Book Review: Working the Angles by Eugene Peterson

Pastoral work is no easy task. Eugene Peterson’s Working the Angles focuses on three angles—prayer, scripture, and spiritual direction—that are directed toward those who are pastors, whether vocationally or bi-vocationally. Upon reading the book it appears that Peterson’s main purpose in writing Working the Angles is to prepare pastors to not just do the work that the office of a pastor requires but to be effective in that calling to a high level of excellence that brings much glory to God. What Peterson is ultimately addressing in the book is the fact that so many pastors are “abandoning their posts, left and right, and at an alarming rate.”[1] Many pastors have not physically left their churches but have gone, as Peterson states, “whoring after other gods.”[2] The support Peterson gathers for such statements is likely the amount of broken families, marriages and homes all throughout America. Many that hold the office of a pastor are simply good at wearing the pastor hat and putting on a good act. Peterson aims to address this in Working the Angles, desiring to see pastors who, like centuries past, do pastoral work and not act like they are only to fool themselves and others. They can never fool the Lord.

Peterson reaches a conclusion concerning pastors putting on this facade and he does so by diving into three angles that help shape true pastoral work. As already mentioned they are prayer, scripture, and spiritual direction. These also function as the main ideas or concepts the reader must grasp in order to bring about the resolution to the problem he sees happening with many pastors. From reading Working the Angles it appears that Peterson does not think every pastor has proper training. It appears he understands some have seminary training while others appear to just put on the pastoral hat and learn the lingo to slide by—and unfortunately many churches seem completely content with such behavior. Peterson does not find that sort of behavior to be honoring to the position of the pastoral office.

Peterson argues “pastoral work has no integrity unconnected with the angles of prayer, scripture, and spiritual direction”[3] and throughout the book he delivers his thoughts on these matters from his own life’s work of pastoral work.
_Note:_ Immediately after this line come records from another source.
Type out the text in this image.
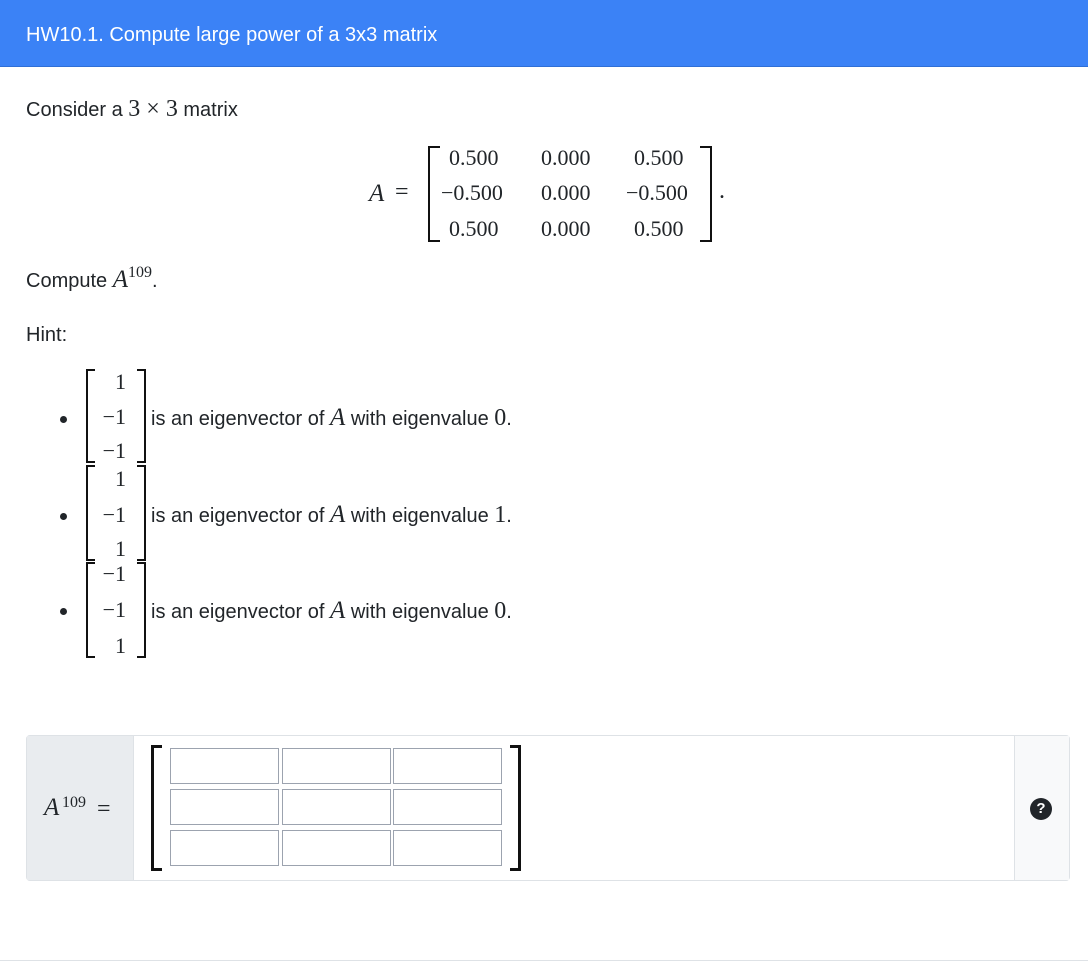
HW10.1. Compute large power of a 3x3 matrix
Consider a 3 × 3 matrix
A =
0.500 0.000 0.500
−0.500 0.000 −0.500
0.500 0.000 0.500
.
Compute $A^{109}$.
Hint:
1
−1
−1
is an eigenvector of A with eigenvalue 0.
1
−1
1
is an eigenvector of A with eigenvalue 1.
−1
−1
1
is an eigenvector of A with eigenvalue 0.
A 109 =	?
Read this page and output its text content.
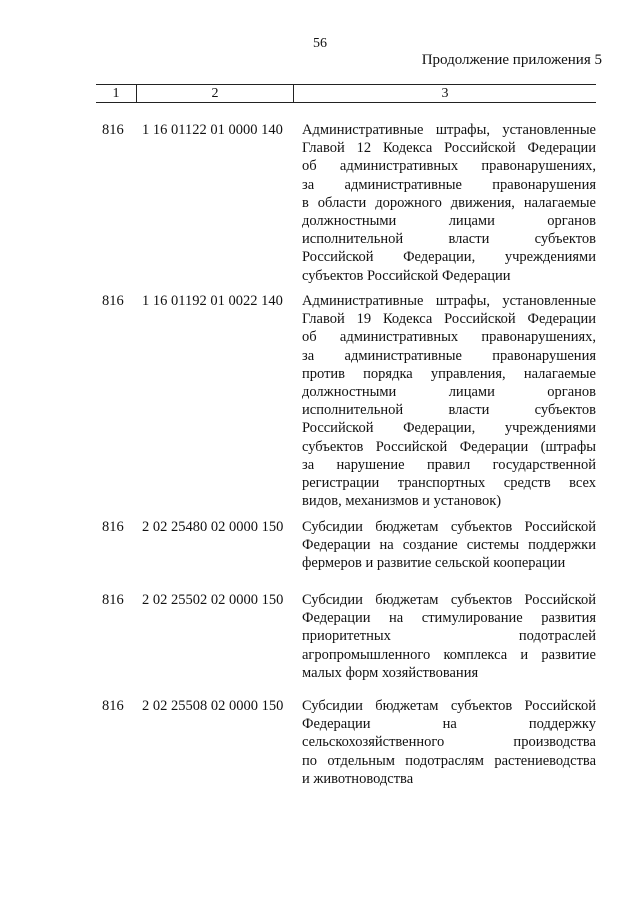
56
Продолжение приложения 5
1	2	3
816	1 16 01122 01 0000 140	Административные штрафы, установленные
Главой 12 Кодекса Российской Федерации
об административных правонарушениях,
за административные правонарушения
в области дорожного движения, налагаемые
должностными лицами органов
исполнительной власти субъектов
Российской Федерации, учреждениями
субъектов Российской Федерации
816	1 16 01192 01 0022 140	Административные штрафы, установленные
Главой 19 Кодекса Российской Федерации
об административных правонарушениях,
за административные правонарушения
против порядка управления, налагаемые
должностными лицами органов
исполнительной власти субъектов
Российской Федерации, учреждениями
субъектов Российской Федерации (штрафы
за нарушение правил государственной
регистрации транспортных средств всех
видов, механизмов и установок)
816	2 02 25480 02 0000 150	Субсидии бюджетам субъектов Российской
Федерации на создание системы поддержки
фермеров и развитие сельской кооперации
816	2 02 25502 02 0000 150	Субсидии бюджетам субъектов Российской
Федерации на стимулирование развития
приоритетных подотраслей
агропромышленного комплекса и развитие
малых форм хозяйствования
816	2 02 25508 02 0000 150	Субсидии бюджетам субъектов Российской
Федерации на поддержку
сельскохозяйственного производства
по отдельным подотраслям растениеводства
и животноводства
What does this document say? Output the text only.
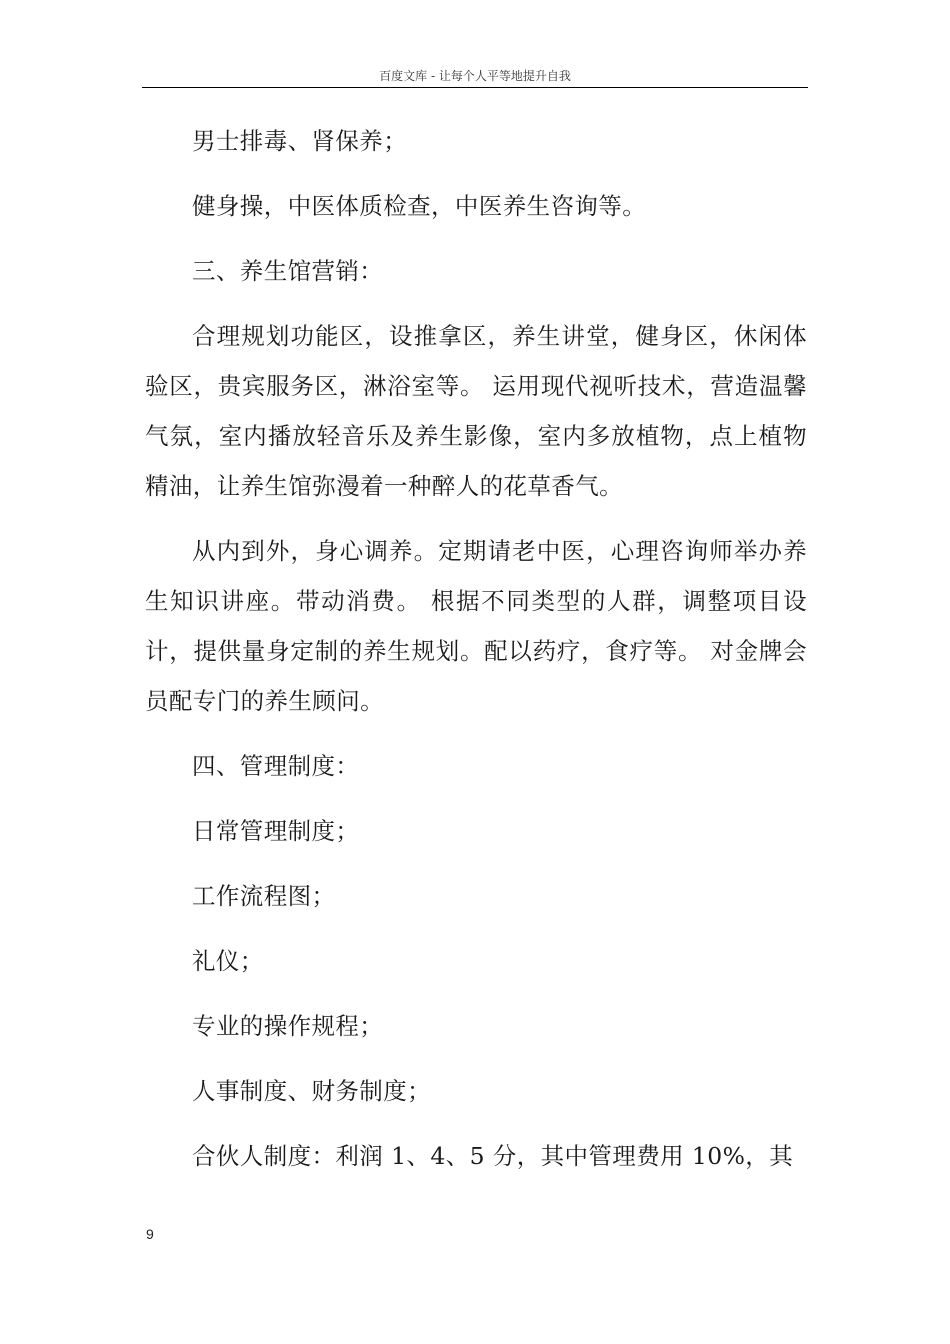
百度文库 - 让每个人平等地提升自我

男士排毒、肾保养；

健身操，中医体质检查，中医养生咨询等。

三、养生馆营销：

合理规划功能区，设推拿区，养生讲堂，健身区，休闲体验区，贵宾服务区，淋浴室等。 运用现代视听技术，营造温馨气氛，室内播放轻音乐及养生影像，室内多放植物，点上植物精油，让养生馆弥漫着一种醉人的花草香气。

从内到外，身心调养。定期请老中医，心理咨询师举办养生知识讲座。带动消费。 根据不同类型的人群，调整项目设计，提供量身定制的养生规划。配以药疗，食疗等。 对金牌会员配专门的养生顾问。

四、管理制度：

日常管理制度；

工作流程图；

礼仪；

专业的操作规程；

人事制度、财务制度；

合伙人制度：利润 1、4、5 分，其中管理费用 10%，其

9
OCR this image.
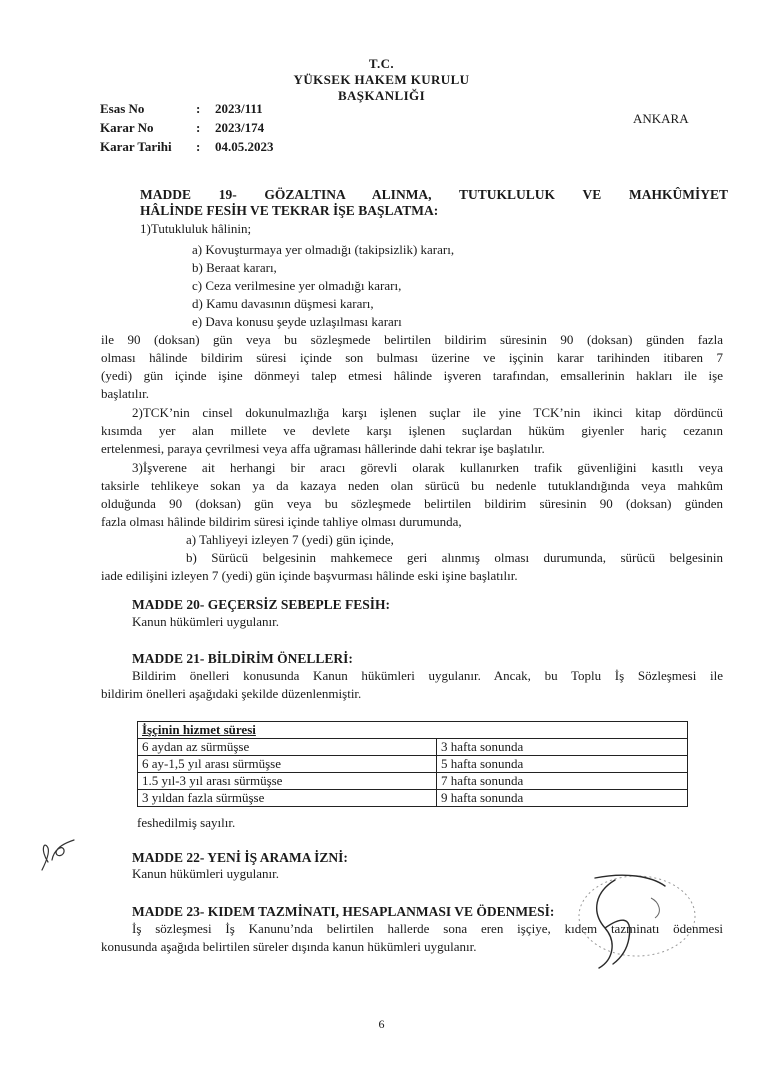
T.C.
YÜKSEK HAKEM KURULU
BAŞKANLIĞI
Esas No	: 2023/111
Karar No	: 2023/174
Karar Tarihi : 04.05.2023
ANKARA
MADDE 19- GÖZALTINA ALINMA, TUTUKLULUK VE MAHKÛMİYET
HÂLİNDE FESİH VE TEKRAR İŞE BAŞLATMA:
1)Tutukluluk hâlinin;
a) Kovuşturmaya yer olmadığı (takipsizlik) kararı,
b) Beraat kararı,
c) Ceza verilmesine yer olmadığı kararı,
d) Kamu davasının düşmesi kararı,
e) Dava konusu şeyde uzlaşılması kararı
ile 90 (doksan) gün veya bu sözleşmede belirtilen bildirim süresinin 90 (doksan) günden fazla
olması hâlinde bildirim süresi içinde son bulması üzerine ve işçinin karar tarihinden itibaren 7
(yedi) gün içinde işine dönmeyi talep etmesi hâlinde işveren tarafından, emsallerinin hakları ile işe
başlatılır.
2)TCK’nin cinsel dokunulmazlığa karşı işlenen suçlar ile yine TCK’nin ikinci kitap dördüncü
kısımda yer alan millete ve devlete karşı işlenen suçlardan hüküm giyenler hariç cezanın
ertelenmesi, paraya çevrilmesi veya affa uğraması hâllerinde dahi tekrar işe başlatılır.
3)İşverene ait herhangi bir aracı görevli olarak kullanırken trafik güvenliğini kasıtlı veya
taksirle tehlikeye sokan ya da kazaya neden olan sürücü bu nedenle tutuklandığında veya mahkûm
olduğunda 90 (doksan) gün veya bu sözleşmede belirtilen bildirim süresinin 90 (doksan) günden
fazla olması hâlinde bildirim süresi içinde tahliye olması durumunda,
a) Tahliyeyi izleyen 7 (yedi) gün içinde,
b) Sürücü belgesinin mahkemece geri alınmış olması durumunda, sürücü belgesinin
iade edilişini izleyen 7 (yedi) gün içinde başvurması hâlinde eski işine başlatılır.
MADDE 20- GEÇERSİZ SEBEPLE FESİH:
Kanun hükümleri uygulanır.
MADDE 21- BİLDİRİM ÖNELLERİ:
Bildirim önelleri konusunda Kanun hükümleri uygulanır. Ancak, bu Toplu İş Sözleşmesi ile
bildirim önelleri aşağıdaki şekilde düzenlenmiştir.
İşçinin hizmet süresi	
6 aydan az sürmüşse	3 hafta sonunda
6 ay-1,5 yıl arası sürmüşse	5 hafta sonunda
1.5 yıl-3 yıl arası sürmüşse	7 hafta sonunda
3 yıldan fazla sürmüşse	9 hafta sonunda
feshedilmiş sayılır.
MADDE 22- YENİ İŞ ARAMA İZNİ:
Kanun hükümleri uygulanır.
MADDE 23- KIDEM TAZMİNATI, HESAPLANMASI VE ÖDENMESİ:
İş sözleşmesi İş Kanunu’nda belirtilen hallerde sona eren işçiye, kıdem tazminatı ödenmesi
konusunda aşağıda belirtilen süreler dışında kanun hükümleri uygulanır.
6
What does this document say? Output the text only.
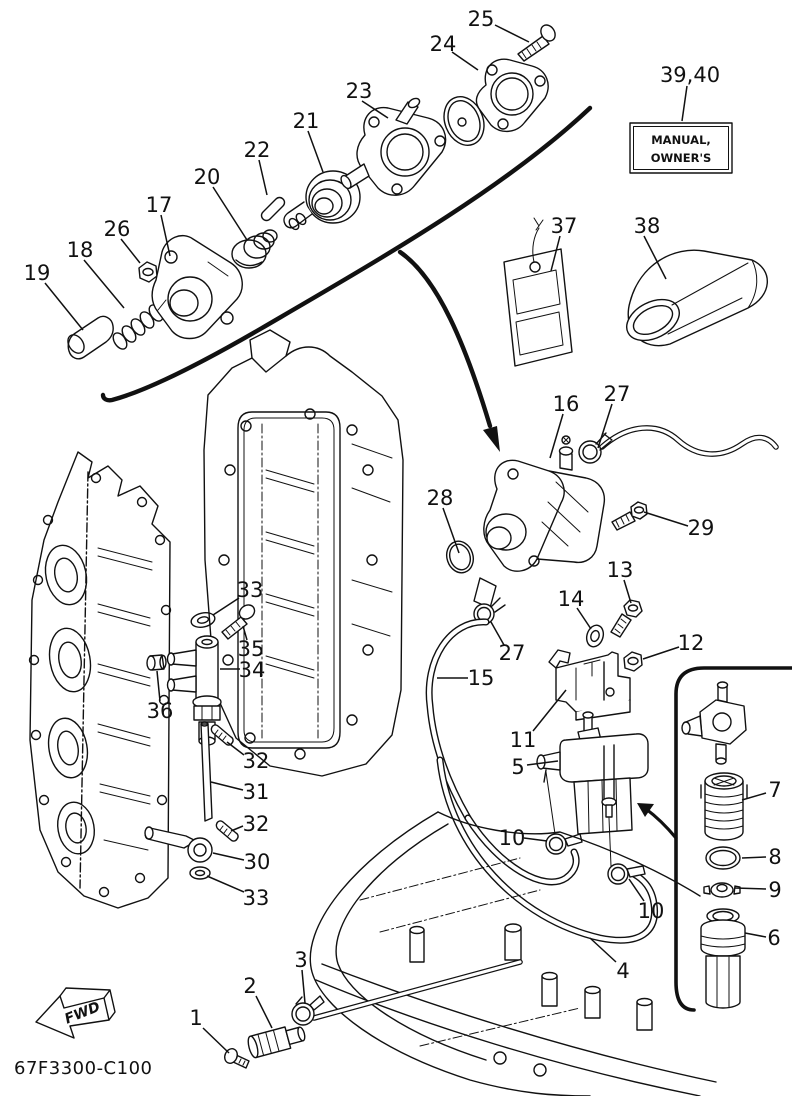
MANUAL,
OWNER'S
FWD
67F3300-C100
25
24
23
21
22
20
17
26
18
19
39,40
37	38
16 27
28
29
13
14
12
15
27
11
5
10
10
4
33
35
34
36
32
31
32
30
33
3
2
1
7
8
9
6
He also pulls in historical evidence and church tradition, Scripture, and observation of society in order to build his argument.

Peterson argues that if many pastors were polled they would agree prayer is not “the essential act that keeps pastoral work true”[4] but he is not suggesting pastors never pray. Many pastors do indeed pray but if prayer was viewed as essential as Peterson argues the percentage of pastors praying would be pretty high. “How do ministers spend their prayer time? For the average minister, it looks like this: 32 percent in petition/requests, 20 percent in quiet time or listening to God, 18 percent in thanksgiving, 17 percent in praise and 14 percent in confession.”[5] The evidence Peterson presents on prayer being essential, as just one example in the book, provides adequate strength to support his argument. Judging by the percentages given by the Baptist Press, though published in 2005, provides support to the reality that pastors may pray but due to many pastors feeling dissatisfied with their prayer life they perhaps do not view prayer in the same light as Peterson does in Working the Angles.

Peterson is quite clear on his view of the three angles (prayer, scripture, and spiritual direction) being connected to what is considered true pastoral work. As the book unfolds, Peterson is open and honest, diving into experiences taken from his own life that enhance the concepts he is presenting. Peterson states: “climbing a mountain has been a metaphor for the developing life of faith…aware of the danger of the enterprise and my own ignorance of the mountain, I decided that I must have a skilled guide, a spiritual director.”[6] He proceeds to share, after praying it over, how he found a spiritual director.

From his experiences mentioned in the book it is evident he knows what he is talking about in regard to the three angles he presents, which is why Working the Angles is a book that should certainly be read by pastors-to-be, pastors in training, and pastors currently in the pulpit. He is not writing without experience. He is writing from the trenches, from the mountain, and aims to help other pastors navigate the journey.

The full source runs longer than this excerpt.